The Bank of England has published its latest Financial Stability Report, in which it is confirmed that average monthly repayments for buy-to-let mortgage holders will go up by approximately £275 by the end of 2025.
The Bank’s data also underlines the challenges which many private landlords now face, citing as it does the unfavourable market conditions which many landlords currently experience across the private rented sector.
The report’s authors point out that “a combination of factors…are putting pressure on their [landlords’] profitability: higher interest rates and structural changes – including adjustments to income and capital gains tax rules and proposed changes to building energy efficiency regulations and tenancy protection.”

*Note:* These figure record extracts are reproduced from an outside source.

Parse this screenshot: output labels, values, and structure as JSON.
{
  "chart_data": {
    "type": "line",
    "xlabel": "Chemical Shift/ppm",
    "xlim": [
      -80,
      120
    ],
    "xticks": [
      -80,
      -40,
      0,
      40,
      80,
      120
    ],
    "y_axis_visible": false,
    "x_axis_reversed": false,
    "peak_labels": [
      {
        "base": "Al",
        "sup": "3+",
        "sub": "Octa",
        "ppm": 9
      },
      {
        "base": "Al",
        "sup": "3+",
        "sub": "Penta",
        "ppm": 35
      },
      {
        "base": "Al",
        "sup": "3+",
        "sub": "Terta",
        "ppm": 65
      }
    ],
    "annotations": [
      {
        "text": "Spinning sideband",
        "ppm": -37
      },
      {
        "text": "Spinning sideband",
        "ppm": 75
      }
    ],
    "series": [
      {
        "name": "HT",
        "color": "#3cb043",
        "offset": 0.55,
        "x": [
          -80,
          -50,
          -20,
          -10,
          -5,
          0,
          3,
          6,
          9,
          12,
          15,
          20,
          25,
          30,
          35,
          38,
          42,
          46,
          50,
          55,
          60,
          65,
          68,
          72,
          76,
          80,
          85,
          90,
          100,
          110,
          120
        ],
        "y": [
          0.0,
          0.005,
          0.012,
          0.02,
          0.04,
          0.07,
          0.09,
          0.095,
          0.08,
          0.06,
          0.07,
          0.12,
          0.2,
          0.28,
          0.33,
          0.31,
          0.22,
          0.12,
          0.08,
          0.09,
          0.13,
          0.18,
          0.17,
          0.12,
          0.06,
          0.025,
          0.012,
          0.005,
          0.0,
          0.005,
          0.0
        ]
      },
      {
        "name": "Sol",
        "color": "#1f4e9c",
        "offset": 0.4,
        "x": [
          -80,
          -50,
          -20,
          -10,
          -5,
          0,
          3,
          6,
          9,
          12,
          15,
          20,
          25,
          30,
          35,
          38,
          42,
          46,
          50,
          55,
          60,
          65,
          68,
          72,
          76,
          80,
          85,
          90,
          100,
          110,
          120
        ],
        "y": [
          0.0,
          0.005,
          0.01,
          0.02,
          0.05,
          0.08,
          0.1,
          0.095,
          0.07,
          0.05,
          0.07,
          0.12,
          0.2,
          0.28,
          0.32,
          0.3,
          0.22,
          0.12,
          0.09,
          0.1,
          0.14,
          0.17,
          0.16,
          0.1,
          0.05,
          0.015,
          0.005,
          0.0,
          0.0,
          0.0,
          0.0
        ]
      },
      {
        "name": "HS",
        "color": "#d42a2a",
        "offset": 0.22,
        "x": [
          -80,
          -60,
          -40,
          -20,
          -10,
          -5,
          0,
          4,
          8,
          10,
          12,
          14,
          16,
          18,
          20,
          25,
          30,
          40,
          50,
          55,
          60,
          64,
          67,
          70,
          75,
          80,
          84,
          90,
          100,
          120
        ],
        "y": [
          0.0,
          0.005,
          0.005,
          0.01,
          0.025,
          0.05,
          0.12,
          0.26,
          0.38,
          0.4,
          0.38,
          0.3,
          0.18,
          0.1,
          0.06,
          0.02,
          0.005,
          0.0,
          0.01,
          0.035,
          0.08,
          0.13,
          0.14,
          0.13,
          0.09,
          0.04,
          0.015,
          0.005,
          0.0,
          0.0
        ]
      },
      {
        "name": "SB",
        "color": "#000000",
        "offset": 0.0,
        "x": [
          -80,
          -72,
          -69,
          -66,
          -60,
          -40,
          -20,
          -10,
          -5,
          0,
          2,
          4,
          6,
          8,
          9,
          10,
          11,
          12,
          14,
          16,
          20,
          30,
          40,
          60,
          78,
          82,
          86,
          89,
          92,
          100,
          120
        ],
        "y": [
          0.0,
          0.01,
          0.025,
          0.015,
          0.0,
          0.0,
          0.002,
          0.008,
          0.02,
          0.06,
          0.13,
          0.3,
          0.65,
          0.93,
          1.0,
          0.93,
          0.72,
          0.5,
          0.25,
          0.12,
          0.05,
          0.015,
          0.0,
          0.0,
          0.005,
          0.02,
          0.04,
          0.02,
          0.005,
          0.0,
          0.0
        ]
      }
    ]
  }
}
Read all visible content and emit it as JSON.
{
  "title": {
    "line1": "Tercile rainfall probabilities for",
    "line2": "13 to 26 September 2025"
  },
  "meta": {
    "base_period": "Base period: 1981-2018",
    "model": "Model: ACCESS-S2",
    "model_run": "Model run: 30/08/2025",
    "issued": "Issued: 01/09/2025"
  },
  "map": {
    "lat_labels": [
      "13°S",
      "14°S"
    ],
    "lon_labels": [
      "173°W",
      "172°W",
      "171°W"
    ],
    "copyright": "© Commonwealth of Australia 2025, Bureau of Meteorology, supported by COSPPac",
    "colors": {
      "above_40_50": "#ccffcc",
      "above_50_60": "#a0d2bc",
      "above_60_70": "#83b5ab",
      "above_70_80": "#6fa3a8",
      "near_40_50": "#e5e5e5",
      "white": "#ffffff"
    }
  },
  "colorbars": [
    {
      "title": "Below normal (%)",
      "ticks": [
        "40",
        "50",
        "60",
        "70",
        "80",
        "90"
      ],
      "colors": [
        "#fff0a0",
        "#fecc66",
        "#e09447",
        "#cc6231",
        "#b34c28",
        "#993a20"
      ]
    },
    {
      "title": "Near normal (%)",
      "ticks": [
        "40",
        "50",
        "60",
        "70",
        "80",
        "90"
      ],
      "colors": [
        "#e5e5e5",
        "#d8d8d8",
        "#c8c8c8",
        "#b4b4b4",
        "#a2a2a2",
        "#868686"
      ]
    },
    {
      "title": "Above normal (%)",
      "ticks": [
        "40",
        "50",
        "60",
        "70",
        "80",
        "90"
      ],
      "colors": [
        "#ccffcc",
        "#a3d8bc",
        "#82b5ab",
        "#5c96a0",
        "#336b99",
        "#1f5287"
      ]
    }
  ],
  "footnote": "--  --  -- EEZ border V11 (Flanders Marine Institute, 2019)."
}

Responding to the report’s key findings, Ben Beadle, chief executive of the National Residential Landlords Association, said: “Growing mortgage costs are putting responsible landlords in an impossible position. Either they leave the market at a time when demand for rented housing is already outstripping supply, increase rents, or soak up growing costs which many simply cannot afford.

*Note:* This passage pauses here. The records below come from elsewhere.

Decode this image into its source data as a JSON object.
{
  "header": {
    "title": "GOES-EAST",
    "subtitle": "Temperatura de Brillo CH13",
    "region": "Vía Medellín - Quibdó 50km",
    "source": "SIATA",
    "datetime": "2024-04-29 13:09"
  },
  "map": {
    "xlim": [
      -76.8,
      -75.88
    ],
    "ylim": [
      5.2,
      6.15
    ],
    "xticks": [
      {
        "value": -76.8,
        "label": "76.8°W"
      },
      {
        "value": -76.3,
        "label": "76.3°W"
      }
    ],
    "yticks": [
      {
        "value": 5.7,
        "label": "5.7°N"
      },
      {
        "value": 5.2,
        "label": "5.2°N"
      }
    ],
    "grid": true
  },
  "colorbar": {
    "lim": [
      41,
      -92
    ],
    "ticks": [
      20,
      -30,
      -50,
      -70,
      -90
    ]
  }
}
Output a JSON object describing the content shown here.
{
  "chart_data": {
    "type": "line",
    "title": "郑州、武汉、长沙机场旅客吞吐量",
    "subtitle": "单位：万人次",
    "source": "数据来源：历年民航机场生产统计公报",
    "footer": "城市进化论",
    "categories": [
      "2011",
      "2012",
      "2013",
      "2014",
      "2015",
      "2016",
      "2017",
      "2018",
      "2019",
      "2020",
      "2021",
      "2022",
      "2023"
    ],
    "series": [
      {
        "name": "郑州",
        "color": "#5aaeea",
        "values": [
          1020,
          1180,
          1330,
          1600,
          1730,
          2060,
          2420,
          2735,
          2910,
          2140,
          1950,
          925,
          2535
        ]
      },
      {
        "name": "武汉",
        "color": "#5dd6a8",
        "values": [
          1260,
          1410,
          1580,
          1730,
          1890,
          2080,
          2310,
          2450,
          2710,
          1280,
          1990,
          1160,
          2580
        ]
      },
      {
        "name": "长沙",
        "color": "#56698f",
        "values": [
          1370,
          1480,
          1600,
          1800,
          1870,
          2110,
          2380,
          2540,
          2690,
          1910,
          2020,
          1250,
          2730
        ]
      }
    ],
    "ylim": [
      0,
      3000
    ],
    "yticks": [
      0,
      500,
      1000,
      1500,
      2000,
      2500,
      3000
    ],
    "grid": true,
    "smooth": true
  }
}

“Whilst help has been provided for homeowners in the form of the Government’s Mortgage Charter, nothing has been done to support the private rented sector.
“It is vital that ministers step in to protect the market from the impact of growing costs. For renters, housing benefit rates need to be unfrozen without delay to ensure they can cover their rent payments. Alongside this, tax hikes on the sector need to be scrapped to boost the supply of homes to rent that tenants desperately need.”